Ese ingenuo equilibrio entre lo popular y lo culto no es más que una quimera, y cuanto antes lo aceptemos, antes regresaremos todos a nuestros puestos, por muy transgresivo que esto suene. Esta hiperdemocratización del arte que a duras penas sobrellevamos, sólo se justifica ante la escasez de talento y engendra la bestia del «anti-arte» que es, considero, un grave error de concepto. La cultura del populismo, en pacto de silencio con instituciones y fundaciones, tanto privadas como oficiales, ha propiciado el crecimiento de una criatura que se alimenta de la misma carnaza que produce, una suerte de subcultura circunscrita a la subvención, a la gratuidad, a la molicie. Haciendo gala de su ácida crítica, ya aseveraba el escritor australiano Robert Hughes (1938-2012) que la ética del lucro empozoñaría el arte para privilegiar lo que realmente era más importante, esto es, el dinero y el poder. Hay quien rebatiría este argumento responsabilizando al artista para con la humanidad, aduciendo que para que el mensaje tenga alcance, es preciso tocar todos los estratos de la sociedad, pero esto no es más que una picardía para justificar la ambición desmesurada por ser objeto de deseo y, en consonancia, alcanzar altas cotas de mercado. Ahora el activismo artístico es pura demagogia con la que apacigua la picazón social y ridiculiza hasta banalizar el arte, que transforma en mísera función circense. Pero eso a casi nadie importa, porque mueve a grandes masas que, distraídas con la deplorable mímesis, sucumben a la insufrible mediocridad del espectáculo de lo absurdo.

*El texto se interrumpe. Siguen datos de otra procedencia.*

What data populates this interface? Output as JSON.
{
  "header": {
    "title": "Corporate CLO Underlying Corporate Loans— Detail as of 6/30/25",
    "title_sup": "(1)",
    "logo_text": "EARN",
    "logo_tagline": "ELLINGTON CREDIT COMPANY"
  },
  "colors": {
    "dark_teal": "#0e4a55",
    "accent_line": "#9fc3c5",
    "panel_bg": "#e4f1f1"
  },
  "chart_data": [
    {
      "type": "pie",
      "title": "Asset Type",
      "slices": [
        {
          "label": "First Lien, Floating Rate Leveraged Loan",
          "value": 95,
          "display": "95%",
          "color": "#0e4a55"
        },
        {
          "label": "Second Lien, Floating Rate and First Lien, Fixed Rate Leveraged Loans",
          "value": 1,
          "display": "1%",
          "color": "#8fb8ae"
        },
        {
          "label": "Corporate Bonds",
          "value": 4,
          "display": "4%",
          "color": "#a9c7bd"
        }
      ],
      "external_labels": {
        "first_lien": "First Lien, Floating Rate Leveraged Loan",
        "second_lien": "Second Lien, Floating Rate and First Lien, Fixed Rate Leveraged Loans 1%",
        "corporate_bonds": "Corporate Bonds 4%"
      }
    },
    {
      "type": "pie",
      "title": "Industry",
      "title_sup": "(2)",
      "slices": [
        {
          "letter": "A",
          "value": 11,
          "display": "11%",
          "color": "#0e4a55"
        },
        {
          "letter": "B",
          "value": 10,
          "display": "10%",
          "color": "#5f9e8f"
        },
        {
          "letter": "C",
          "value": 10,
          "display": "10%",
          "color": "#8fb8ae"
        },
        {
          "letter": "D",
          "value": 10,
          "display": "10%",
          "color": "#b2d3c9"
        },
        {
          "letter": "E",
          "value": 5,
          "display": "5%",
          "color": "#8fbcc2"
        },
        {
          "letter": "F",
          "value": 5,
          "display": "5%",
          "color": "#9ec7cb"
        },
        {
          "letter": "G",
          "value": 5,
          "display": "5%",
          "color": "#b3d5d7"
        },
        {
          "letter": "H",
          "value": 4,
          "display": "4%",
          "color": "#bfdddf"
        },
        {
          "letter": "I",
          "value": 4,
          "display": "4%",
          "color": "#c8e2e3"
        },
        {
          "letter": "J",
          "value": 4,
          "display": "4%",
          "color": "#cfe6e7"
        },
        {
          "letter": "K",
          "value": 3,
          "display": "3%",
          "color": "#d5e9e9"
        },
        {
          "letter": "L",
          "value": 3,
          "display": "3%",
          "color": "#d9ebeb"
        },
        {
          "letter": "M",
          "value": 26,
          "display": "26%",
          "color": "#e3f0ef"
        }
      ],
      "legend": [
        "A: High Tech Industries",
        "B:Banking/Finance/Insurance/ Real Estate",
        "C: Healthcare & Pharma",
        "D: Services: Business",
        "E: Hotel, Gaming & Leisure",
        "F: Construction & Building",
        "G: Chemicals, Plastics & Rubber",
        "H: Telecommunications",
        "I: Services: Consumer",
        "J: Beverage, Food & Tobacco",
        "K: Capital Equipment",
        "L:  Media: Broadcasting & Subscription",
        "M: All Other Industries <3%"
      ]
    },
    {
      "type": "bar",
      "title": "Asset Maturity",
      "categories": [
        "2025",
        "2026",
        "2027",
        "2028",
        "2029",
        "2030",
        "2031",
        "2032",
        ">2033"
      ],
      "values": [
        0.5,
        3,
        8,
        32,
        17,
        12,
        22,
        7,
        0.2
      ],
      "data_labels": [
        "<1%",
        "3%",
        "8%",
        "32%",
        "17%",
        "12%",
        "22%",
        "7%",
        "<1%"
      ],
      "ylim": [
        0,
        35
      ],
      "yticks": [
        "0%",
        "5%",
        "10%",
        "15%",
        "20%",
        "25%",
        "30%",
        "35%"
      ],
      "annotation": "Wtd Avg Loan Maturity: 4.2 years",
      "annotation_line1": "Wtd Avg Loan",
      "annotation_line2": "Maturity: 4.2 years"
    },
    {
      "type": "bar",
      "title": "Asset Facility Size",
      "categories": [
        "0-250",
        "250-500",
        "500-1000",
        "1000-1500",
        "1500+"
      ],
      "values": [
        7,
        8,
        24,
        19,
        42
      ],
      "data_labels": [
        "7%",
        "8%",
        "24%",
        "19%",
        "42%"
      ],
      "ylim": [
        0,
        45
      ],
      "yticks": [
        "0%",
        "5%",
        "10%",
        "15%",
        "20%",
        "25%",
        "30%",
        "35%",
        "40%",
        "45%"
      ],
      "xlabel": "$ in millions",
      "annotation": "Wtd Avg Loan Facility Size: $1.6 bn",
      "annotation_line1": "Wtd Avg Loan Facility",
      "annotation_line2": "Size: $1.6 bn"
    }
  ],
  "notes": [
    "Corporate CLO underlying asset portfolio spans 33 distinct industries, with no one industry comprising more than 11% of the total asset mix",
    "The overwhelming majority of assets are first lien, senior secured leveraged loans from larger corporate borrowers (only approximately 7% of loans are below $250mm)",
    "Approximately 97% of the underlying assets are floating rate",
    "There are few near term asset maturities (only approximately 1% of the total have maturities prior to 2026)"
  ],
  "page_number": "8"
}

El auténtico nicho del arte puro es lo oculto, lo que no es aparente. Es elitista y no está en deuda con nadie, por lo que no tiene por qué hacer concesiones. Siempre lo ha sido y nunca debería pretenderse que dejara de ser así. Es preciso esforzarse para acceder a su entendimiento, pero el esfuerzo, no es popular. El gran arte es desdeñoso para con cualquier tipo de controversia, discusión o conflicto. Es misántropo y adusto por naturaleza. Pero este retraimiento es fruto de la inquietud y consecuencia de un desencanto que sólo es alentado por su respeto y amor a lo auténtico, a lo irremediable, a la verdad.